How to extract specific value from xml string?


I would like to extract 1st two sentences under the <P> tag.

for example(input string):

<P align=justify><STRONG>Pricings<BR></STRONG>It was another active week for names leaving the database. The week's prints consisted of two ILS, and sever ITS.</P>

required output string:

It was another active week for names leaving the database. The week's prints consisted of two ILS, and sever ITS. 

Currently, my function below is throwing the following error:

System.Xml.XmlException: 'justify' is an unexpected token. The expected token is '"' or ''

price = bottom.Substring(bottom.IndexOf("Pricings"), 8);

XmlDocument doc = new XmlDocument();
doc.LoadXml(bottom);


XmlNodeList pList = doc.SelectNodes("/P[@align='justify']/strong");

foreach (XmlNode pValue in pList)
{
    string innerText = pValue.ChildNodes[0].InnerText;
    innerText = result;
}

I am little unclear, how to go about resolving this issue. Thank you for any further help.


Solution

  • It is not XML string, but HTML one.

    Since HTML itself often can be not well-formed (and in your case it is not well-formed) , generally you can't use XML parsers to parse HTML.

    Instead you can use HTML Agility Pack (recommended way), or parse this text using regular expressions (generally not recommended, but sometimes possible).

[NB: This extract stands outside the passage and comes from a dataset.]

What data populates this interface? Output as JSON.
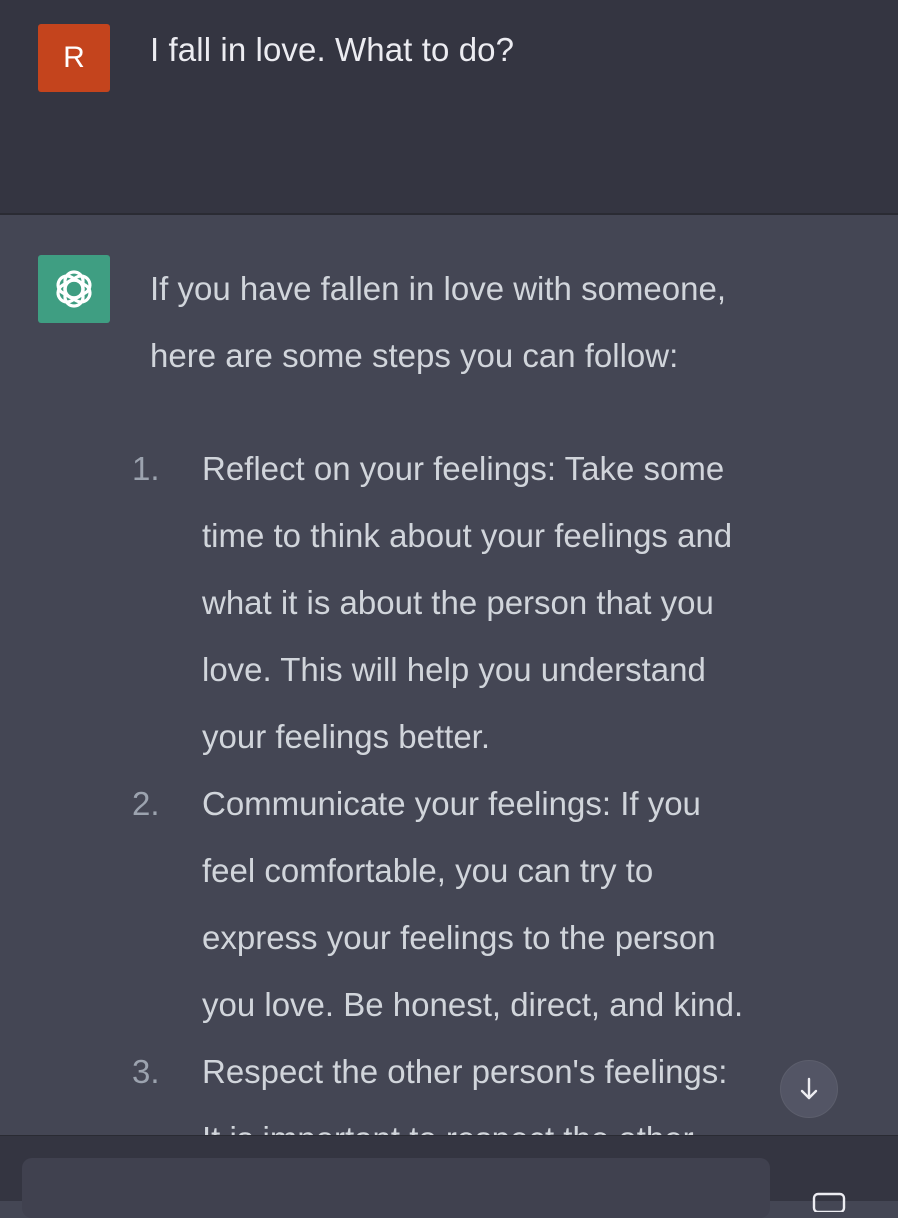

    Here is the sample code how to get youd data using HtmlAgility pack:

    var s = "<P align=justify><STRONG>Pricings<BR></STRONG>It was another active week for names leaving the database. The week's prints consisted of two ILS, and sever ITS.</P>";
    
    var doc = new HtmlAgilityPack.HtmlDocument();
    doc.LoadHtml(s);
    
    string result;
    var p = doc.DocumentNode.SelectSingleNode("p");
    if (p.ChildNodes.Count == 2)
        result = p.ChildNodes[1].InnerText;
    

    Note: Html Agility pack also available as NuGet package in Visual Studio.